ラテンアメリカの今を届ける 第5回
コロンビアで拡大する格差と、分断される社会
- 2021/6/14
暴力に“NO”と言う
若者が、力を込めてこう歌う。
「暴力も、たくさんの悪いことにもうんざりだ。私は違う世界が欲しいんだ。平和で満たされた世界が」
HIPHOPグループ「AfroMitu」が、暴力の応酬をエスカレートさせる現状に対して作った新曲だ。コロンビアでもっとも危険な街の一つに挙げられる港町トゥマコに暮らす彼らは、歌うことで暴力と向き合ってきた。
トゥマコは麻薬密輸の要地となり、長年、覇権を争う武装組織の対立に住民が巻き込まれてきた街だ。身近で起きる抗争に、住民は報復を恐れて被害を告発できなかった。彼らが最初に作った曲がある。「Decimos “No” a la Violencia(私たちは暴力に“No”を言う)」。誰もが暴力に恐怖し発言できなかった時にこの歌を作り、世界に向けてYouTubeで発信した。
AfroMituのメインボーカル、ネイシー・テノリオは、麻薬組織の抗争に巻き込まれ兄を亡くした。だからこそ、人一倍暴力を憎み、世界を変えたいと思っている。
インターネット上で一本の動画を見ることができる。デモが全国に広がる5月、路上で歌うAfroMituの映像だ。周囲には、彼らの言葉に耳を傾けリズムに体を揺らす人の輪ができていた。彼らはこう話す。「人々に沈黙を強いるのが暴力です。だから、私たちは歌うんです。もう沈黙しない」
意見が異なるからこそ「対話」を
紹介した3つの立場の人々に共通するのは、それぞれコロンビア社会の「周縁」で暴力に隣り合ってきたことだ。社会問題に直面しやすい場所で生きてきた誰もが、暴力のない世の中を強く望んでいる。
冒頭で示したように、コロンビアでは国民の半数近くの42.5%が貧困下での生活を余儀なくされている。社会格差を表すジニ係数は0.547と、世界的に見ても高レベルにある。そして来年、大きな格差を抱えながら、4年に一度の大統領選挙を迎えようとしている。

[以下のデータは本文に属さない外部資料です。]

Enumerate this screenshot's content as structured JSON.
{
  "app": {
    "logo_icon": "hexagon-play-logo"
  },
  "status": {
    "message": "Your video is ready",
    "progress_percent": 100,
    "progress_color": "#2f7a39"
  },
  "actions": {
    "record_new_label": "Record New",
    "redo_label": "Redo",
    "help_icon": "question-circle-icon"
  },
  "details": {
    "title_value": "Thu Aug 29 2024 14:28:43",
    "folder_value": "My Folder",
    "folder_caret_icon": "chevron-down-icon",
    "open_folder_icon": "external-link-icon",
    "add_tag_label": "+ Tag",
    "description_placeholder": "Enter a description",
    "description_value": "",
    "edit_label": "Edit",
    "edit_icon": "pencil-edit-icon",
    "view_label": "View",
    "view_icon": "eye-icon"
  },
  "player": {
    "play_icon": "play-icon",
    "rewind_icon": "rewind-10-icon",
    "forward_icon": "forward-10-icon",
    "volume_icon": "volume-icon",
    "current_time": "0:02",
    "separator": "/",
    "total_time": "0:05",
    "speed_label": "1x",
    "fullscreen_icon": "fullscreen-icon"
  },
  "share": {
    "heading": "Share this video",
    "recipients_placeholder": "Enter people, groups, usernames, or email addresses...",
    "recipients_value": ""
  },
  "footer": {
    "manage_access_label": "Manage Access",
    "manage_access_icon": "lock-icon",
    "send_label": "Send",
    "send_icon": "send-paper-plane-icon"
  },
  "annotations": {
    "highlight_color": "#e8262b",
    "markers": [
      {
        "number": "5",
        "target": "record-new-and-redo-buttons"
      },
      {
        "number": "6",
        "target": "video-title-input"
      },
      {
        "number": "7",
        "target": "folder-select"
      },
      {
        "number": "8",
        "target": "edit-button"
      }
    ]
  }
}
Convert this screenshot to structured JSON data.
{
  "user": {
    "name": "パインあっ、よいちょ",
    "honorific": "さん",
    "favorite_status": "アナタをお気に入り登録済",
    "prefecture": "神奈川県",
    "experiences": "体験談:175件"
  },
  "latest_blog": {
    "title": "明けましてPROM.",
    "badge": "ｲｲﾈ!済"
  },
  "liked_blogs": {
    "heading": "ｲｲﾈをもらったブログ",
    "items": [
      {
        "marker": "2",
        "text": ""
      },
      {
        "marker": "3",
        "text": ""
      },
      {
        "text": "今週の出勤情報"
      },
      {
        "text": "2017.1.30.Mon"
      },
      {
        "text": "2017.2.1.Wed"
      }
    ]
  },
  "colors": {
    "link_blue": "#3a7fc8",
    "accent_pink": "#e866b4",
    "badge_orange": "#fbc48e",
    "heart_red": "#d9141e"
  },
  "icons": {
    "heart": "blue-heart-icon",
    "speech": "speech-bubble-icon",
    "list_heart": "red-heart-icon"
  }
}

意見の違いが生む市民の対立は、候補者の行動を左右し、政治的な駆け引きの場になっている。
現大統領の後ろ盾でもあるアルバロ・ウリベ元大統領は、自身が違法組織との癒着や汚職で訴追されている中で、抗議デモ参加者に見られる暴力行為を「社会主義者」と結び付ける発言をする。都市部を中心に見られる「社会主義」へのアレルギーを刺激し、左派系候補者を牽制している。
また、大統領候補の中で最も高い支持を集める左派のグスタボ・ペトロ氏は、自身のSNSで、治安部隊によるデモ隊への激しい暴力映像を繰り返し拡散する。市民の対立感情を煽りつつ、「私は暴力行為に与しない」という意味の発言をすることでバランスを取ろうとしている。
ペトロ氏のポピュリスト的な考えは、パンデミックで仕事と収入を失った中産階級や、拡大した最貧困層の強い不満の受け皿になると国内メディアは予想する。
今年5月、東京・渋谷で、在日コロンビア人らが母国の現状を訴えパレードした。ボゴタ出身のセサル・ヒメネスさんがこう話した。
「私たちは、暴力そのものに対して行動したい。政治的な考えはそれぞれです。でも、暴力に反対することでは一致できます」
コロナ禍で格差が拡大するとともに、政治的にも社会が二分されようとしている。だからこそ、異なる意見を持つ人同士が暴力を介さずに交わることが必要になる。